My obsession with reading started early. My father tells a charming story of me shoplifting a book while still in a pushchair (only discovered when they returned home and I was there, gleefully clutching a novel in my chubby toddler hands). It’s probably why I write too, to provide myself with exactly what I want to read. There is nothing like reading something that moves you, being entirely isolated within the moment. Much like this young lady…
|Idle Tears Edward Hughes|
Oh, I’ve been there, although I’ve read very few books that made me cry. I’ve had books where I have screamed in the middle (Fingersmith by Sarah Waters) and books where I have been terrified out of my wits (Woman in Black by Susan Hill, really, the bit with the dog in the fog? God Almighty…) but one of my proudest moments has to be when my friend admitted she cried during a sad bit of a manuscript I wrote. I admit it, I want to make you cry so hard bubbles come out your nose.
It is a rare book indeed that I really, really can’t put down. These are the ones that get shoved between the mattress and the bedframe at night because I have fallen asleep reading them, the ones that get carried everywhere until they are finished.

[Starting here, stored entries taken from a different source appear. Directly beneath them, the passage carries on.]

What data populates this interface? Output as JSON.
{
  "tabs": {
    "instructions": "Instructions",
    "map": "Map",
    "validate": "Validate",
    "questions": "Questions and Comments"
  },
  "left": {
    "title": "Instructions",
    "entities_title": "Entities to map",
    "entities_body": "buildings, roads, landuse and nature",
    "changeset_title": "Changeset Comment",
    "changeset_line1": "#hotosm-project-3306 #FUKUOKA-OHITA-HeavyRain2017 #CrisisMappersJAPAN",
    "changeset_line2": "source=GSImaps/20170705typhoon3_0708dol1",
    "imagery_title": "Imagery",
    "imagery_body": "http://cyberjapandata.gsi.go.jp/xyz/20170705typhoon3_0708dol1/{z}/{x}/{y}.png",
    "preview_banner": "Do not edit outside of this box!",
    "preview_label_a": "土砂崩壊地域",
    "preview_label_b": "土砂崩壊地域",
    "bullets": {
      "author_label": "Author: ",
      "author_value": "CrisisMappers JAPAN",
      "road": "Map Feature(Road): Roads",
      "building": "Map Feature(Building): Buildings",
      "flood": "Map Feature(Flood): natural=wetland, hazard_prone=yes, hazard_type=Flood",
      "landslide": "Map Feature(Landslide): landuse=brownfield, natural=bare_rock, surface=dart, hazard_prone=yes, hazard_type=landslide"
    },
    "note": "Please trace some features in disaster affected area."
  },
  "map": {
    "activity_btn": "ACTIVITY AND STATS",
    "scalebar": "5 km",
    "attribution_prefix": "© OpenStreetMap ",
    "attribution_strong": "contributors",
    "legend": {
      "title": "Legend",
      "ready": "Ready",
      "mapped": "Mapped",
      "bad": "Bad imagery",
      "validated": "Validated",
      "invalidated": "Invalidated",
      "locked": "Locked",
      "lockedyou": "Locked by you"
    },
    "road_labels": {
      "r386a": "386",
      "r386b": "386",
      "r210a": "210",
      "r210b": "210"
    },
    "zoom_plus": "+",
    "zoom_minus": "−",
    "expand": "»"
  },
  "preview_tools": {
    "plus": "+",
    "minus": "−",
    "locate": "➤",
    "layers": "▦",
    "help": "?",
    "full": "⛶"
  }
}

Last Chapter Robert Braithwaite Martineau
Yes! You have to kneel by the dying embers of the fire late at night as you just can’t stop reading, you just have to know what happens next. My worry would be a spark hitting that rather glossy dress of hers but you have to wonder at what point she would notice and how long it would take her to stop reading. Just another paragraph…even though my corset is now on fire…

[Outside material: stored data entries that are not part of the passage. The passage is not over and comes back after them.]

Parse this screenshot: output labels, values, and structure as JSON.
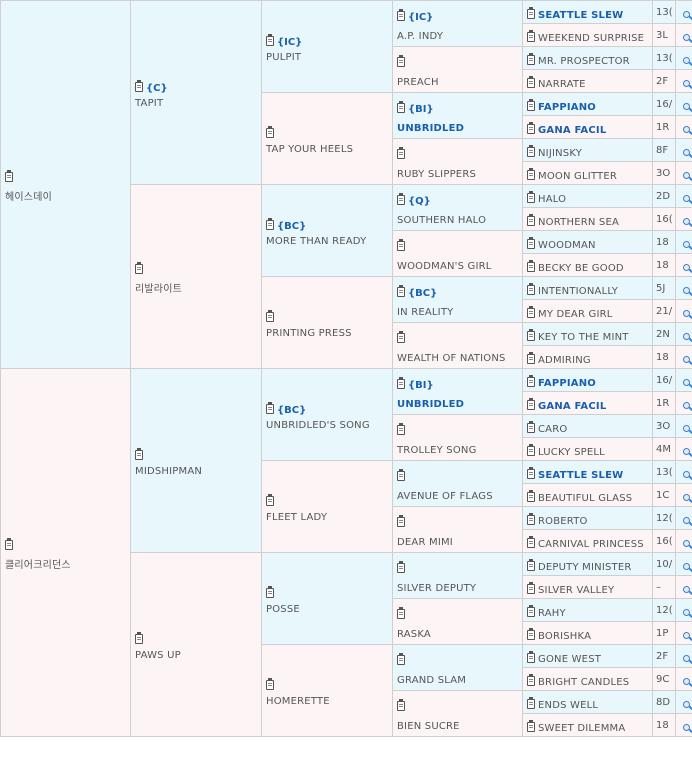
{
  "gen1": [
    {
      "name": "헤이스데이",
      "tag": "",
      "sex": "m"
    },
    {
      "name": "클리어크리던스",
      "tag": "",
      "sex": "f"
    }
  ],
  "gen2": [
    {
      "name": "TAPIT",
      "tag": "{C}",
      "sex": "m"
    },
    {
      "name": "리발라이트",
      "tag": "",
      "sex": "f"
    },
    {
      "name": "MIDSHIPMAN",
      "tag": "",
      "sex": "m"
    },
    {
      "name": "PAWS UP",
      "tag": "",
      "sex": "f"
    }
  ],
  "gen3": [
    {
      "name": "PULPIT",
      "tag": "{IC}",
      "sex": "m"
    },
    {
      "name": "TAP YOUR HEELS",
      "tag": "",
      "sex": "f"
    },
    {
      "name": "MORE THAN READY",
      "tag": "{BC}",
      "sex": "m"
    },
    {
      "name": "PRINTING PRESS",
      "tag": "",
      "sex": "f"
    },
    {
      "name": "UNBRIDLED'S SONG",
      "tag": "{BC}",
      "sex": "m"
    },
    {
      "name": "FLEET LADY",
      "tag": "",
      "sex": "f"
    },
    {
      "name": "POSSE",
      "tag": "",
      "sex": "m"
    },
    {
      "name": "HOMERETTE",
      "tag": "",
      "sex": "f"
    }
  ],
  "gen4": [
    {
      "name": "A.P. INDY",
      "tag": "{IC}",
      "sex": "m",
      "blue": false
    },
    {
      "name": "PREACH",
      "tag": "",
      "sex": "f",
      "blue": false
    },
    {
      "name": "UNBRIDLED",
      "tag": "{BI}",
      "sex": "m",
      "blue": true
    },
    {
      "name": "RUBY SLIPPERS",
      "tag": "",
      "sex": "f",
      "blue": false
    },
    {
      "name": "SOUTHERN HALO",
      "tag": "{Q}",
      "sex": "m",
      "blue": false
    },
    {
      "name": "WOODMAN'S GIRL",
      "tag": "",
      "sex": "f",
      "blue": false
    },
    {
      "name": "IN REALITY",
      "tag": "{BC}",
      "sex": "m",
      "blue": false
    },
    {
      "name": "WEALTH OF NATIONS",
      "tag": "",
      "sex": "f",
      "blue": false
    },
    {
      "name": "UNBRIDLED",
      "tag": "{BI}",
      "sex": "m",
      "blue": true
    },
    {
      "name": "TROLLEY SONG",
      "tag": "",
      "sex": "f",
      "blue": false
    },
    {
      "name": "AVENUE OF FLAGS",
      "tag": "",
      "sex": "m",
      "blue": false
    },
    {
      "name": "DEAR MIMI",
      "tag": "",
      "sex": "f",
      "blue": false
    },
    {
      "name": "SILVER DEPUTY",
      "tag": "",
      "sex": "m",
      "blue": false
    },
    {
      "name": "RASKA",
      "tag": "",
      "sex": "f",
      "blue": false
    },
    {
      "name": "GRAND SLAM",
      "tag": "",
      "sex": "m",
      "blue": false
    },
    {
      "name": "BIEN SUCRE",
      "tag": "",
      "sex": "f",
      "blue": false
    }
  ],
  "gen5": [
    {
      "name": "SEATTLE SLEW",
      "rec": "13(",
      "sex": "m",
      "blue": true
    },
    {
      "name": "WEEKEND SURPRISE",
      "rec": "3L",
      "sex": "f",
      "blue": false
    },
    {
      "name": "MR. PROSPECTOR",
      "rec": "13(",
      "sex": "m",
      "blue": false
    },
    {
      "name": "NARRATE",
      "rec": "2F",
      "sex": "f",
      "blue": false
    },
    {
      "name": "FAPPIANO",
      "rec": "16/",
      "sex": "m",
      "blue": true
    },
    {
      "name": "GANA FACIL",
      "rec": "1R",
      "sex": "f",
      "blue": true
    },
    {
      "name": "NIJINSKY",
      "rec": "8F",
      "sex": "m",
      "blue": false
    },
    {
      "name": "MOON GLITTER",
      "rec": "3O",
      "sex": "f",
      "blue": false
    },
    {
      "name": "HALO",
      "rec": "2D",
      "sex": "m",
      "blue": false
    },
    {
      "name": "NORTHERN SEA",
      "rec": "16(",
      "sex": "f",
      "blue": false
    },
    {
      "name": "WOODMAN",
      "rec": "18",
      "sex": "m",
      "blue": false
    },
    {
      "name": "BECKY BE GOOD",
      "rec": "18",
      "sex": "f",
      "blue": false
    },
    {
      "name": "INTENTIONALLY",
      "rec": "5J",
      "sex": "m",
      "blue": false
    },
    {
      "name": "MY DEAR GIRL",
      "rec": "21/",
      "sex": "f",
      "blue": false
    },
    {
      "name": "KEY TO THE MINT",
      "rec": "2N",
      "sex": "m",
      "blue": false
    },
    {
      "name": "ADMIRING",
      "rec": "18",
      "sex": "f",
      "blue": false
    },
    {
      "name": "FAPPIANO",
      "rec": "16/",
      "sex": "m",
      "blue": true
    },
    {
      "name": "GANA FACIL",
      "rec": "1R",
      "sex": "f",
      "blue": true
    },
    {
      "name": "CARO",
      "rec": "3O",
      "sex": "m",
      "blue": false
    },
    {
      "name": "LUCKY SPELL",
      "rec": "4M",
      "sex": "f",
      "blue": false
    },
    {
      "name": "SEATTLE SLEW",
      "rec": "13(",
      "sex": "m",
      "blue": true
    },
    {
      "name": "BEAUTIFUL GLASS",
      "rec": "1C",
      "sex": "f",
      "blue": false
    },
    {
      "name": "ROBERTO",
      "rec": "12(",
      "sex": "m",
      "blue": false
    },
    {
      "name": "CARNIVAL PRINCESS",
      "rec": "16(",
      "sex": "f",
      "blue": false
    },
    {
      "name": "DEPUTY MINISTER",
      "rec": "10/",
      "sex": "m",
      "blue": false
    },
    {
      "name": "SILVER VALLEY",
      "rec": "–",
      "sex": "f",
      "blue": false
    },
    {
      "name": "RAHY",
      "rec": "12(",
      "sex": "m",
      "blue": false
    },
    {
      "name": "BORISHKA",
      "rec": "1P",
      "sex": "f",
      "blue": false
    },
    {
      "name": "GONE WEST",
      "rec": "2F",
      "sex": "m",
      "blue": false
    },
    {
      "name": "BRIGHT CANDLES",
      "rec": "9C",
      "sex": "f",
      "blue": false
    },
    {
      "name": "ENDS WELL",
      "rec": "8D",
      "sex": "m",
      "blue": false
    },
    {
      "name": "SWEET DILEMMA",
      "rec": "18",
      "sex": "f",
      "blue": false
    }
  ],
  "colors": {
    "sire_bg": "#e8f7fc",
    "dam_bg": "#fdf5f5",
    "link": "#1a5fae"
  },
  "icons": {
    "pedigree": "clipboard-icon",
    "search": "magnifier-icon"
  }
}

So, Lily-Rose will be a reader, she has no option, I’m afraid. Both her parents read obsessively (me when I’m not writing) and our house is stuffed with books. According to Freakanomics, a truly fascinating and revealing book, no matter how you try and get a child to read, unless your child sees you reading as part of your normal life, you’re on a hiding to nothing. Her albinism has made that job a little more challenging for her, but reading is just one of those things Lily-Rose wants to do. Thank God for that, as it is the most fun you can have with your eyes open.